お昼になると近くの灘丸山公園に移動して昼食を取り、長めの休み時間が始まります。ひたすら虫取りを続けたり、暑さのあまり頭から水をかぶったり、アスレチックで遊んだり。ここにもまた、“余白”がありました。自由な時間が長いからこそ、遊びや子どもたちの関わりに変化が生まれます。

その後は、フィールドワークの時間。子どもたちはバインダーにA4の紙を挟み、それを持って公園内を散策します。この日は、気になるものを拾い集めたりスケッチしたりと、それぞれが自分の興味関心の赴くままに動いていました。過去にはみんなで商店街を歩いたことも。そこで出会った方と交流が広がることもあるのだとか。スクールに戻ったら、それぞれが見たものや感じたことをシェアしていきます。

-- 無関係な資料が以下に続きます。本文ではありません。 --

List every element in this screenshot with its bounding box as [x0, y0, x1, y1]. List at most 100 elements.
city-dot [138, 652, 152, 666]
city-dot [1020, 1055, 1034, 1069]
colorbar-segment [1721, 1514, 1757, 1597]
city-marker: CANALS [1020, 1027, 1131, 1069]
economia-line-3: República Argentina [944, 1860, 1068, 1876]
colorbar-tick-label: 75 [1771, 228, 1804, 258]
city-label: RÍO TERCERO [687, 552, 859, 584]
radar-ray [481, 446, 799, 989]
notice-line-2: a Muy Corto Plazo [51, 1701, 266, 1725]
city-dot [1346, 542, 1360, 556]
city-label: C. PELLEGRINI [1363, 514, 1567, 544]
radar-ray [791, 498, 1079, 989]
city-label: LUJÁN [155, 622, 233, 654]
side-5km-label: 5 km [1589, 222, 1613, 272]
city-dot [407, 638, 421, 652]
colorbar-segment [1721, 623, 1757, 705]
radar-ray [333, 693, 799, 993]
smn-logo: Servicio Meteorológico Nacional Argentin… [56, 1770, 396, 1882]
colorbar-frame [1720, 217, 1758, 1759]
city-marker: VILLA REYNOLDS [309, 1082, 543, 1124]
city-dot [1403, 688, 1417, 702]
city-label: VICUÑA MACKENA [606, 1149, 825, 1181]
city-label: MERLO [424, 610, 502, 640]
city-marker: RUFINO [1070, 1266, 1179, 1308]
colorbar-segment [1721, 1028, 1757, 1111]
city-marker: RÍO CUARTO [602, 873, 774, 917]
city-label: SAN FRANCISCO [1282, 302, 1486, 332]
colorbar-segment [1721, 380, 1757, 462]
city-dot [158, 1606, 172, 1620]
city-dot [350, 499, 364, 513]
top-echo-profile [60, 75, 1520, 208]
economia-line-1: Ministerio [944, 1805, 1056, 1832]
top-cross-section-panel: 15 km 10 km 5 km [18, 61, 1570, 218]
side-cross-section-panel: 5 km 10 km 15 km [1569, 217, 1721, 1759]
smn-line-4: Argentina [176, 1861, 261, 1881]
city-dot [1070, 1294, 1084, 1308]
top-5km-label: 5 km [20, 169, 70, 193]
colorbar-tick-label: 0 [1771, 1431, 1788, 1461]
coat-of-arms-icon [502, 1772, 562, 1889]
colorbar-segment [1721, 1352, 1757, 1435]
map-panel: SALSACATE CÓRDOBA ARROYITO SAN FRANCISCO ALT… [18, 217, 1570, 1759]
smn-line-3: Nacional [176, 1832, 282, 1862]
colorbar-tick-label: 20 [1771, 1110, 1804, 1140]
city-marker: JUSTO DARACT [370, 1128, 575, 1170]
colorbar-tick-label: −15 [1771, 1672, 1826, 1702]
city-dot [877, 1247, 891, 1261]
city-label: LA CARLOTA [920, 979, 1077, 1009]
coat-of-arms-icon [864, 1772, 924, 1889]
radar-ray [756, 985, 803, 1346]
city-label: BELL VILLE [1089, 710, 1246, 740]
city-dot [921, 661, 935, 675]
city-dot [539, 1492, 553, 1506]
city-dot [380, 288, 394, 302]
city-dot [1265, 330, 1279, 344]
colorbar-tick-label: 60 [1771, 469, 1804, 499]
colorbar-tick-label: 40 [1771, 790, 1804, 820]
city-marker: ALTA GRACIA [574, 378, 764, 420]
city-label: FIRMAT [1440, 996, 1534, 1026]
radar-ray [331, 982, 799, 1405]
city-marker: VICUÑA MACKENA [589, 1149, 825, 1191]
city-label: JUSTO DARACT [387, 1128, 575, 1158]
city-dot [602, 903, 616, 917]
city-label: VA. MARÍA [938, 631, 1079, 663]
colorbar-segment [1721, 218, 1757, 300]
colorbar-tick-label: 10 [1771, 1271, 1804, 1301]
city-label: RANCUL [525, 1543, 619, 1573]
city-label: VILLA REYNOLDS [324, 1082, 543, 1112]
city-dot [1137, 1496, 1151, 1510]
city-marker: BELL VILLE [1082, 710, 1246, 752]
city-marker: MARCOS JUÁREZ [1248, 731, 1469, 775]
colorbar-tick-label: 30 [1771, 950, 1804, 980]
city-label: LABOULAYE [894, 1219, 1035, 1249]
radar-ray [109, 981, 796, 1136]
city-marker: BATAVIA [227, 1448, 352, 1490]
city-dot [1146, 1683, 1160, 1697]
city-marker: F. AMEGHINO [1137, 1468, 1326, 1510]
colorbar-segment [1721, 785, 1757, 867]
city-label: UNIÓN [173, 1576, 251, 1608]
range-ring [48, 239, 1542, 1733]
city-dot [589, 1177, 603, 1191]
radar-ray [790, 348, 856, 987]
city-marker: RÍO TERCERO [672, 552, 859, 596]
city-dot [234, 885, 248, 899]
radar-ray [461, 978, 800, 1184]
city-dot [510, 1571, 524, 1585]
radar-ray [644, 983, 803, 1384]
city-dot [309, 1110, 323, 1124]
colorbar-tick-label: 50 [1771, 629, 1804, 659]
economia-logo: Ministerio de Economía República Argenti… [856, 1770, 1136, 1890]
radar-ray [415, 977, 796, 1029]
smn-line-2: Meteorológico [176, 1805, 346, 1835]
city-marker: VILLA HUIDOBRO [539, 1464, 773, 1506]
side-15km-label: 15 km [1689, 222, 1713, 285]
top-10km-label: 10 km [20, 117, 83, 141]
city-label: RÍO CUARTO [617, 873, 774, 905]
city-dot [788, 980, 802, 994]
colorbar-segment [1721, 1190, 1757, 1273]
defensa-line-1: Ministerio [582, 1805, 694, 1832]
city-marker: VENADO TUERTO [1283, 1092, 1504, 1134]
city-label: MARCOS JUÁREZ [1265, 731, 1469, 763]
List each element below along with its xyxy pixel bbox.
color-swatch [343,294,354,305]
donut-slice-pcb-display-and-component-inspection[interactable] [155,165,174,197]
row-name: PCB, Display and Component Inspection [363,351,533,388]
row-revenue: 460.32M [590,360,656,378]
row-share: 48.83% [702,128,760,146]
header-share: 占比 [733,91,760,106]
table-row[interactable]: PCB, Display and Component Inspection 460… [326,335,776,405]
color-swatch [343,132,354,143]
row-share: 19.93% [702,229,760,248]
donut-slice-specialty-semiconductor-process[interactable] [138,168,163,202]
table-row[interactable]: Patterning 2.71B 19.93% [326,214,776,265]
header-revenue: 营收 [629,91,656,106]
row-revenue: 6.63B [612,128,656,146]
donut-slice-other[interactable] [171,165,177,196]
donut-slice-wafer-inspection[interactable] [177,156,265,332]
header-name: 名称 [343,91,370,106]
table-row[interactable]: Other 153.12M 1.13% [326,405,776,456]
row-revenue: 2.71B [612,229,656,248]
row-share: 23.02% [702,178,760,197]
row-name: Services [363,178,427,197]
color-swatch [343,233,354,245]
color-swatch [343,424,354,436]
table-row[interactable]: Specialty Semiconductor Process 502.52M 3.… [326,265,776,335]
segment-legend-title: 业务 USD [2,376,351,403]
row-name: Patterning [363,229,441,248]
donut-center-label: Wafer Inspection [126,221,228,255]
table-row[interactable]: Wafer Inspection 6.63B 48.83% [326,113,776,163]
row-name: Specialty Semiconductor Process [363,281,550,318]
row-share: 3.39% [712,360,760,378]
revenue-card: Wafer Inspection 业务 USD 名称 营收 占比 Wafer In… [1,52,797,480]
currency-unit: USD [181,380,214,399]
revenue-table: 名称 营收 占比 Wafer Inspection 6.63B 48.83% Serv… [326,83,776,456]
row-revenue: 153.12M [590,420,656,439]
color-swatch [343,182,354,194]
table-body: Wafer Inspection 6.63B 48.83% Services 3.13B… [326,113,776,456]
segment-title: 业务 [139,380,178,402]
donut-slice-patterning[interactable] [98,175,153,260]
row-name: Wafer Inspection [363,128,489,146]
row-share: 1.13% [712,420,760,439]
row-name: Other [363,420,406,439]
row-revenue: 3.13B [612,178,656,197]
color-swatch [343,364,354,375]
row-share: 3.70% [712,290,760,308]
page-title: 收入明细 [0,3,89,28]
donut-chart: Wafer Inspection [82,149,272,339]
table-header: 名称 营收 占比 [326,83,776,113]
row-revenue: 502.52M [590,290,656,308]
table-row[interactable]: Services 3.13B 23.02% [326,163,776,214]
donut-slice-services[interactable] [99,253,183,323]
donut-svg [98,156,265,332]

「家族で遠出をしたり、遊園地に行ったりすることも大切な体験だと思いますが、実は生活している場所の半径50mくらいのところにも豊かな世界が広がっている。それぞれの世界の見方を共有することで、自分の見方も広がっていきます。それを感じてほしいですね」。齊藤さんは、フィールドワークのねらいをそう話してくれました。

カリキュラムは4つ。子どもの姿から、柔軟に内容を決めていく

ラーンネット・あーるのカリキュラムは、「マイプロジェクト」「テーマ学習」「フィールドワーク」「SEEラーニング」の4つ。月曜日はテーマ学習で、火曜日と木曜日は午前にマイプロジェクト、午後にフィールドワークをやっています。SEEラーニングは毎日30〜45分間行います。

テーマ学習は、1つのテーマについてみんなで学ぶ時間です。今取り組んでいるテーマは、「道具」。フルスクールがある六甲山のびのびロッジに行って、釘やトンカチ、ノコギリなどを使って、椅子や机をつくっています。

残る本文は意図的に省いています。